Depuis l’annonce de la mort de Gabriel Garcia Marquez, "La marionette" ou ce qui a été appelé "La lettre d’adieu de Gabriel Garcia Marquez à ses amis" envahit les réseaux sociaux. Une lettre dont il n’est pas l’auteur et qu’il a reniée jusque dans ce qu’elle véhiculait d’image de lui en déclarant : "Ce qui peut me tuer, c'est que quelqu'un croit que j'aie pu être l'auteur d'une chose aussi banale. C'est la seule chose qui me préoccupe". Le journal El Pais rapportait ainsi, en le citant, le démenti de l’écrivain. Cette fameuse lettre, soudain sortie de l’ombre à la disparition du Prix Nobel dont les "Cent ans de solitude" feront éclater le talent au grand jour dans une incroyable effervescence, est ainsi, en réalité, une offense à sa mémoire.
Triste buzz
Cette lettre, qui s’est mise à circuler en 1999, année où les médecins ont diagnostiqué à l’écrivain un cancer, serait l’œuvre d’un marionnettiste. Elle fait en ce moment un triste buzz sur Facebook où la fausse lettre est plus citée et partagée que les extraits de ses propres livres, écrits à l’encre une plume autrement plus puissante et plus digne. "Si pour un instant Dieu oubliait que je suis une marionnette de chiffon et m'offrait un bout de vie, je profiterais de ce temps le plus que je pourrais.
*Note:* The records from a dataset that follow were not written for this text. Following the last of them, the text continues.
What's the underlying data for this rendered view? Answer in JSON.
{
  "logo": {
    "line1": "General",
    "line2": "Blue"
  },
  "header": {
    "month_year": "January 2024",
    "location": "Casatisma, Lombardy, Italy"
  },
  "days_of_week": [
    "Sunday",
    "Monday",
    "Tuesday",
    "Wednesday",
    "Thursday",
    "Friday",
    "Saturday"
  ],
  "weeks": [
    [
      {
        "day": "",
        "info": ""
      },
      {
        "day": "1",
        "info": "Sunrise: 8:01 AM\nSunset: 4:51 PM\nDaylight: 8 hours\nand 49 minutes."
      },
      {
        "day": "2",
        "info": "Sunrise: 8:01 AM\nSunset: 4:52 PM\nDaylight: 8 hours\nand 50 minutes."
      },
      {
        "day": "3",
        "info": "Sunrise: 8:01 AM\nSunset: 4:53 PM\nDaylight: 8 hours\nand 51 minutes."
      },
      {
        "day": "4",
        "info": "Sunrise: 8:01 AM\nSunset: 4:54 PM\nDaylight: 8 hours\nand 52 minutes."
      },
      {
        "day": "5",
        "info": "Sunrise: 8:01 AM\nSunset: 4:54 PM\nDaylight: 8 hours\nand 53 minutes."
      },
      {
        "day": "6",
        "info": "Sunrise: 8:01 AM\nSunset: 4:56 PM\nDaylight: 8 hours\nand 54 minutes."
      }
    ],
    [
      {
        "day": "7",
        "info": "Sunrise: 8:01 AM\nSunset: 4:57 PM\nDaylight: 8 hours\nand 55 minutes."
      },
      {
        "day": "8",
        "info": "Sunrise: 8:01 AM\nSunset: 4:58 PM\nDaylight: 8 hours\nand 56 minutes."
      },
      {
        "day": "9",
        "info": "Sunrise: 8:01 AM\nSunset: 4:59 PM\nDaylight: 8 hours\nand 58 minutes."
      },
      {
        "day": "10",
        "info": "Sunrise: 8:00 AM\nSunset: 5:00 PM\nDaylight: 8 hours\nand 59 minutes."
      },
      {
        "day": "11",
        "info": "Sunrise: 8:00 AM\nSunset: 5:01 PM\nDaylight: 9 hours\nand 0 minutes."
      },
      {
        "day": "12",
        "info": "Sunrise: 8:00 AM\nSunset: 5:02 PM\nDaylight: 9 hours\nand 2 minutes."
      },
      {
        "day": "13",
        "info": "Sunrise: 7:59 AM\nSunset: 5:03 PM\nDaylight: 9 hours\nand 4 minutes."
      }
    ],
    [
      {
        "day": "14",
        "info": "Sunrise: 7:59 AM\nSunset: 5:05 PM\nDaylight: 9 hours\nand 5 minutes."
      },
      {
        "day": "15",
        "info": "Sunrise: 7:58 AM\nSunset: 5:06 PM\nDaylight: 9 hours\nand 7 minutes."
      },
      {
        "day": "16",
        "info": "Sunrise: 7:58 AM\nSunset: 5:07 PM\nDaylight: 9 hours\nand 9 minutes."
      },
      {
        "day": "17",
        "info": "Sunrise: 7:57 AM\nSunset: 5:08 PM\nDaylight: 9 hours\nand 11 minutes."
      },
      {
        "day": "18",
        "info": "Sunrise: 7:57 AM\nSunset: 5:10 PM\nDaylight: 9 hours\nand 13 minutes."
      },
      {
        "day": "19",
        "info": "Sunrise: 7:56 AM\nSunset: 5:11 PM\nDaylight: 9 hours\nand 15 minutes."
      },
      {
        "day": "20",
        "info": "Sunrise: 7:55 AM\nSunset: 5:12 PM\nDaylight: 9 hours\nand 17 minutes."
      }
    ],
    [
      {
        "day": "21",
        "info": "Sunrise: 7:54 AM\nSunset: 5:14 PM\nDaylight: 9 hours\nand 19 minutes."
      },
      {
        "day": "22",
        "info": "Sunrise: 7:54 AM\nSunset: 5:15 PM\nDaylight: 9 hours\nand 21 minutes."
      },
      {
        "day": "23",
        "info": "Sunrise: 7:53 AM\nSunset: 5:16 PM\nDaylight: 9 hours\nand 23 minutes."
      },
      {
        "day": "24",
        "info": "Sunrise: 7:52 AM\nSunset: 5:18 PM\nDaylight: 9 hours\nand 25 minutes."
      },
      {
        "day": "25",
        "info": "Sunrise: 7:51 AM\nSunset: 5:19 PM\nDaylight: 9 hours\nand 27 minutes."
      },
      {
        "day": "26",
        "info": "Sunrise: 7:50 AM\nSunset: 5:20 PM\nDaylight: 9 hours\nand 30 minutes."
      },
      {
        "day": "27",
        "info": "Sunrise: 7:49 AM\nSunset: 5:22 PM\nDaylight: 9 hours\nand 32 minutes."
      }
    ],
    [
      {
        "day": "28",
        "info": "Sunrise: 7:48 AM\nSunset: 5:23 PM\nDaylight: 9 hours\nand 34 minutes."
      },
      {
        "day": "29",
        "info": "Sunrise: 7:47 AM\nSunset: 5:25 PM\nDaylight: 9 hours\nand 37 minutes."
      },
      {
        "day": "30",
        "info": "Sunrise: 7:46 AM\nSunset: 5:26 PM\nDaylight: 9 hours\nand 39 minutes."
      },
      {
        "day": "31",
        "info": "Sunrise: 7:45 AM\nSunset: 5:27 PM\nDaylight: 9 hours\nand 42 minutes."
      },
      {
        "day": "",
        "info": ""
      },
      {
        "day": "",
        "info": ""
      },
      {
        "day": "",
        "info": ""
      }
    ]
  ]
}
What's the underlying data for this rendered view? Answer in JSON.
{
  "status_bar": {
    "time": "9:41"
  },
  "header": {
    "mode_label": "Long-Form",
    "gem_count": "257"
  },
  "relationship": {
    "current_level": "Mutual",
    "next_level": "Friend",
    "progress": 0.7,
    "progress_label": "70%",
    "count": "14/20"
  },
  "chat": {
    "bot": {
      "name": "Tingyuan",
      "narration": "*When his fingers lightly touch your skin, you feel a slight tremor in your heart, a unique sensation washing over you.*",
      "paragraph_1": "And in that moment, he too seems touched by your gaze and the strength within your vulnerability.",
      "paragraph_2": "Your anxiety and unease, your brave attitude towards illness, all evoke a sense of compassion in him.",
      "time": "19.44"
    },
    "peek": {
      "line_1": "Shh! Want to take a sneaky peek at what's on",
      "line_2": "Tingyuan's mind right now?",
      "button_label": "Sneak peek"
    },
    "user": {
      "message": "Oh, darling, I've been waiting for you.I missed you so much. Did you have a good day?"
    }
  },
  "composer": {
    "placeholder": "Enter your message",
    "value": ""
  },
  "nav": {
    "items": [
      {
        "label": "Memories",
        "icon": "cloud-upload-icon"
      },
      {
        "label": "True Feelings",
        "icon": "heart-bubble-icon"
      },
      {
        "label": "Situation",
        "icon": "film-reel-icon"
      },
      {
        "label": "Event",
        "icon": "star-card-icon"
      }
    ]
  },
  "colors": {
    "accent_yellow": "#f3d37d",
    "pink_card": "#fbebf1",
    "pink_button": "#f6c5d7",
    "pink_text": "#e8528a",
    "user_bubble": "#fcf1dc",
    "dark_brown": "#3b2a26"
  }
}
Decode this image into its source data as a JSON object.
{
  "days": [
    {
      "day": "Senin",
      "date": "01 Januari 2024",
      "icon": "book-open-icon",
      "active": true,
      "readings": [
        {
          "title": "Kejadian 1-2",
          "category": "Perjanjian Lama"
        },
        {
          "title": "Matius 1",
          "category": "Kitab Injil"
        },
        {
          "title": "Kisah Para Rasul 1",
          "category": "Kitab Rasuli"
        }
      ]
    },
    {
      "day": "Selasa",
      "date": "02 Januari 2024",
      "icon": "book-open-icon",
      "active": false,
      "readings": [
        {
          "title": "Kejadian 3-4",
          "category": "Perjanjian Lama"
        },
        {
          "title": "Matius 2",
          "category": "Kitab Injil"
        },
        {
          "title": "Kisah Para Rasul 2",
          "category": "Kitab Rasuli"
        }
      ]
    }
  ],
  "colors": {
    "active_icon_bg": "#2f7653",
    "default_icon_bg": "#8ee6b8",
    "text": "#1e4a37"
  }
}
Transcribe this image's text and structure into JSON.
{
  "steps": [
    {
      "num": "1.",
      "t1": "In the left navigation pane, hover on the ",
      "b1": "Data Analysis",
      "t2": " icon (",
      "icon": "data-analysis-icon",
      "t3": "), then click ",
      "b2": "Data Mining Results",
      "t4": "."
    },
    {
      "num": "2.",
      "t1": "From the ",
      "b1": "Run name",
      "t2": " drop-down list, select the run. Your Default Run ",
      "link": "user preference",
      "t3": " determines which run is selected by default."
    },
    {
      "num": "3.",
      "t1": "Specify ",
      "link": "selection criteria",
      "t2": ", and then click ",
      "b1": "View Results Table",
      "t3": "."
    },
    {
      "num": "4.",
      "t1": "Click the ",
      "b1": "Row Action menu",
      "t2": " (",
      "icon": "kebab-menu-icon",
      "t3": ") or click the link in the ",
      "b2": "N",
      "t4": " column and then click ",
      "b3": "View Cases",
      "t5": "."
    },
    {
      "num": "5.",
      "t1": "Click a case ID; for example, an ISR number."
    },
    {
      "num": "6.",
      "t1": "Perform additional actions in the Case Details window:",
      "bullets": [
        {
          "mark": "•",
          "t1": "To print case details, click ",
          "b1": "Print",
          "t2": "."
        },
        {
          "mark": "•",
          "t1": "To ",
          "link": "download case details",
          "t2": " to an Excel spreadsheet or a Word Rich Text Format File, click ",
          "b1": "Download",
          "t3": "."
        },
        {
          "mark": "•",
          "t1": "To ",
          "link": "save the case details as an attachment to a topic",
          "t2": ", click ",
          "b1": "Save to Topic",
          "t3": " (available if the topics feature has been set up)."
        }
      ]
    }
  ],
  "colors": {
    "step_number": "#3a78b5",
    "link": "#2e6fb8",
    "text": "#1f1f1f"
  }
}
Il est fort probable que je ne dirais pas tout ce que je pense, mais je penserais en définitive tout ce que je dis". Ainsi commence cette "lettre" insipide imputée à ce grand homme qui, lui, aura écrit, dans "L'amour au temps du choléra": "La seule chose que je regretterai en mourant, c'est que cela ne soit pas par amour". Qui aura écrit, aussi: "L'ingratitude humaine n'a pas de limite" ("Pas de lettre pour un colonel).